RELI 073H.001 | From Dragons to Pokemon: Animals in Japanese Myth, Folklore and Religion

TR, 2:00 pm – 3:15 pm. Instructor(s): Barbara Ambros. Enrollment = 24`.
This seminar examines the cultural construction of animals in Japanese myth, folklore, and religion. We will discuss various kinds of animals: those that occur in the natural world, those that are found in myths and folklore, and those that have appeared in popular media such as animation. We will explore how images of various animals were culturally constructed as tricksters, gods, monsters, or anthropomorphic companions; how animals were ritualized as divine, demonic, or sentient beings in Buddhism, Shinto, and folk religion; and how animals could serve as metaphors that embodied collective ideals or anxieties. Most of our readings will focus on primary and secondary texts from the Japanese tradition (in English), but we will also read theoretical texts on human-animal relationships and historical studies on animals in the larger Asian context.
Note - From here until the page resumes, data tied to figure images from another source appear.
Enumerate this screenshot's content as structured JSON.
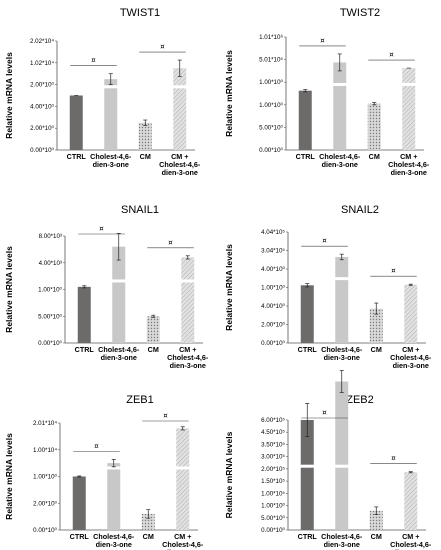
{
  "figure": {
    "y_axis_label": "Relative mRNA levels",
    "categories": [
      "CTRL",
      "Cholest-4,6-dien-3-one",
      "CM",
      "CM + Cholest-4,6-dien-3-one"
    ],
    "category_lines": [
      [
        "CTRL"
      ],
      [
        "Cholest-4,6-",
        "dien-3-one"
      ],
      [
        "CM"
      ],
      [
        "CM +",
        "Cholest-4,6-",
        "dien-3-one"
      ]
    ],
    "significance_symbol": "¤",
    "colors": {
      "ctrl": "#6d6a6a",
      "cholest": "#c8c8c8",
      "cm": "#8c8a8a",
      "cm_cholest": "#d6d6d6",
      "axis": "#595959",
      "bracket": "#404040"
    }
  },
  "chart_data": [
    {
      "type": "bar",
      "title": "TWIST1",
      "categories": [
        "CTRL",
        "Cholest-4,6-dien-3-one",
        "CM",
        "CM + Cholest-4,6-dien-3-one"
      ],
      "values": [
        1.0,
        1.3,
        0.5,
        1.5
      ],
      "errors": [
        0.0,
        0.1,
        0.05,
        0.15
      ],
      "y_ticks": [
        "0.00*10⁰",
        "2.00*10⁰",
        "4.00*10⁰",
        "2.00*10⁰",
        "1.02*10⁴",
        "2.02*10⁴"
      ],
      "broken_y_axis": true,
      "grid": false
    },
    {
      "type": "bar",
      "title": "TWIST2",
      "categories": [
        "CTRL",
        "Cholest-4,6-dien-3-one",
        "CM",
        "CM + Cholest-4,6-dien-3-one"
      ],
      "values": [
        1.05,
        1.55,
        0.82,
        1.45
      ],
      "errors": [
        0.02,
        0.15,
        0.02,
        0.0
      ],
      "y_ticks": [
        "0.00*10⁰",
        "5.00*10⁰",
        "1.00*10⁰",
        "1.00*10⁰",
        "5.01*10⁵",
        "1.01*10⁶"
      ],
      "broken_y_axis": true,
      "grid": false
    },
    {
      "type": "bar",
      "title": "SNAIL1",
      "categories": [
        "CTRL",
        "Cholest-4,6-dien-3-one",
        "CM",
        "CM + Cholest-4,6-dien-3-one"
      ],
      "values": [
        1.05,
        1.8,
        0.5,
        1.6
      ],
      "errors": [
        0.02,
        0.25,
        0.02,
        0.03
      ],
      "y_ticks": [
        "0.00*10⁰",
        "5.00*10⁰",
        "1.00*10⁰",
        "4.00*10³",
        "8.00*10³"
      ],
      "broken_y_axis": true,
      "grid": false
    },
    {
      "type": "bar",
      "title": "SNAIL2",
      "categories": [
        "CTRL",
        "Cholest-4,6-dien-3-one",
        "CM",
        "CM + Cholest-4,6-dien-3-one"
      ],
      "values": [
        1.04,
        1.55,
        0.62,
        1.05
      ],
      "errors": [
        0.03,
        0.05,
        0.1,
        0.01
      ],
      "y_ticks": [
        "0.00*10⁰",
        "2.00*10⁰",
        "4.00*10⁰",
        "1.00*10⁰",
        "4.00*10⁰",
        "3.04*10⁵",
        "4.04*10⁵"
      ],
      "broken_y_axis": true,
      "grid": false
    },
    {
      "type": "bar",
      "title": "ZEB1",
      "categories": [
        "CTRL",
        "Cholest-4,6-dien-3-one",
        "CM",
        "CM + Cholest-4,6-dien-3-one"
      ],
      "values": [
        1.0,
        1.25,
        0.3,
        1.9
      ],
      "errors": [
        0.01,
        0.07,
        0.08,
        0.03
      ],
      "y_ticks": [
        "0.00*10⁰",
        "2.00*10⁰",
        "1.00*10⁰",
        "1.00*10⁴",
        "2.01*10⁴"
      ],
      "broken_y_axis": true,
      "grid": false
    },
    {
      "type": "bar",
      "title": "ZEB2",
      "categories": [
        "CTRL",
        "Cholest-4,6-dien-3-one",
        "CM",
        "CM + Cholest-4,6-dien-3-one"
      ],
      "values": [
        2.0,
        2.7,
        0.35,
        1.05
      ],
      "errors": [
        0.3,
        0.2,
        0.07,
        0.01
      ],
      "y_ticks": [
        "0.00*10⁰",
        "5.00*10⁰",
        "1.00*10⁰",
        "1.00*10⁵",
        "1.50*10⁵",
        "2.00*10⁵",
        "3.00*10⁵",
        "3.50*10⁵",
        "4.50*10⁵",
        "6.00*10⁵"
      ],
      "broken_y_axis": true,
      "grid": false
    }
  ]
}
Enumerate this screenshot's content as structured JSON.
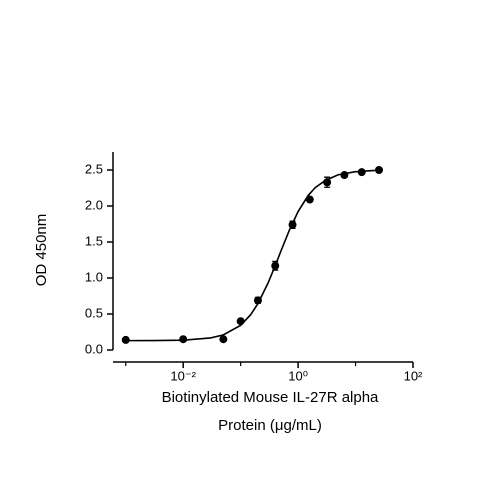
{
  "chart_data": {
    "type": "scatter",
    "xlabel": [
      "Biotinylated Mouse IL-27R alpha",
      "Protein (μg/mL)"
    ],
    "ylabel": "OD 450nm",
    "xscale": "log",
    "xlim": [
      0.0006,
      100
    ],
    "xticks": [
      {
        "value": 0.01,
        "label": "10⁻²"
      },
      {
        "value": 1,
        "label": "10⁰"
      },
      {
        "value": 100,
        "label": "10²"
      }
    ],
    "xticks_minor": [
      0.001,
      0.1,
      10
    ],
    "ylim": [
      0,
      2.75
    ],
    "yticks": [
      {
        "value": 0,
        "label": "0.0"
      },
      {
        "value": 0.5,
        "label": "0.5"
      },
      {
        "value": 1,
        "label": "1.0"
      },
      {
        "value": 1.5,
        "label": "1.5"
      },
      {
        "value": 2,
        "label": "2.0"
      },
      {
        "value": 2.5,
        "label": "2.5"
      }
    ],
    "series": [
      {
        "color": "#000000",
        "x": [
          0.001,
          0.01,
          0.05,
          0.1,
          0.2,
          0.4,
          0.8,
          1.6,
          3.2,
          6.4,
          12.8,
          25.6
        ],
        "values": [
          0.14,
          0.15,
          0.15,
          0.4,
          0.69,
          1.17,
          1.74,
          2.09,
          2.33,
          2.43,
          2.47,
          2.5
        ],
        "errors": [
          0.01,
          0.01,
          0.01,
          0.02,
          0.04,
          0.06,
          0.05,
          0.02,
          0.07,
          0.02,
          0.02,
          0.02
        ]
      }
    ],
    "fit": {
      "color": "#000000",
      "x": [
        0.001,
        0.003,
        0.01,
        0.03,
        0.05,
        0.1,
        0.15,
        0.2,
        0.3,
        0.4,
        0.5,
        0.7,
        1,
        1.5,
        2,
        3,
        5,
        10,
        20,
        30
      ],
      "values": [
        0.13,
        0.131,
        0.137,
        0.168,
        0.21,
        0.342,
        0.492,
        0.645,
        0.93,
        1.172,
        1.37,
        1.659,
        1.923,
        2.147,
        2.258,
        2.356,
        2.434,
        2.476,
        2.492,
        2.495
      ]
    }
  }
}
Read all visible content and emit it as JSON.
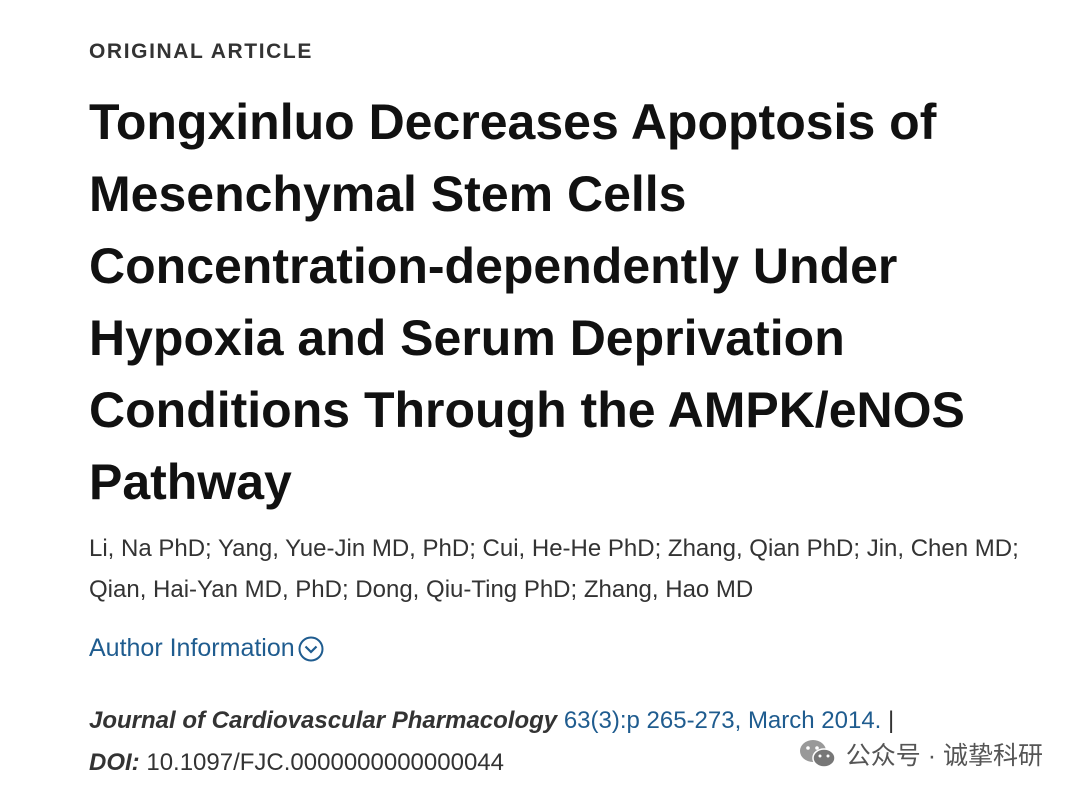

We will also view and analyze several Japanese films, both anime and documentaries, that deal with animals and environmental issues.


Field of specialization: Religions of Asia Research interests: Religions in early modern through contemporary Japan; gender studies; critical animal studies; place and space; and pilgrimage. Fun fact: she holds a third-degree black belt in Shotokan karate and serves as the faculty advisor for the UNC Shotokan Club.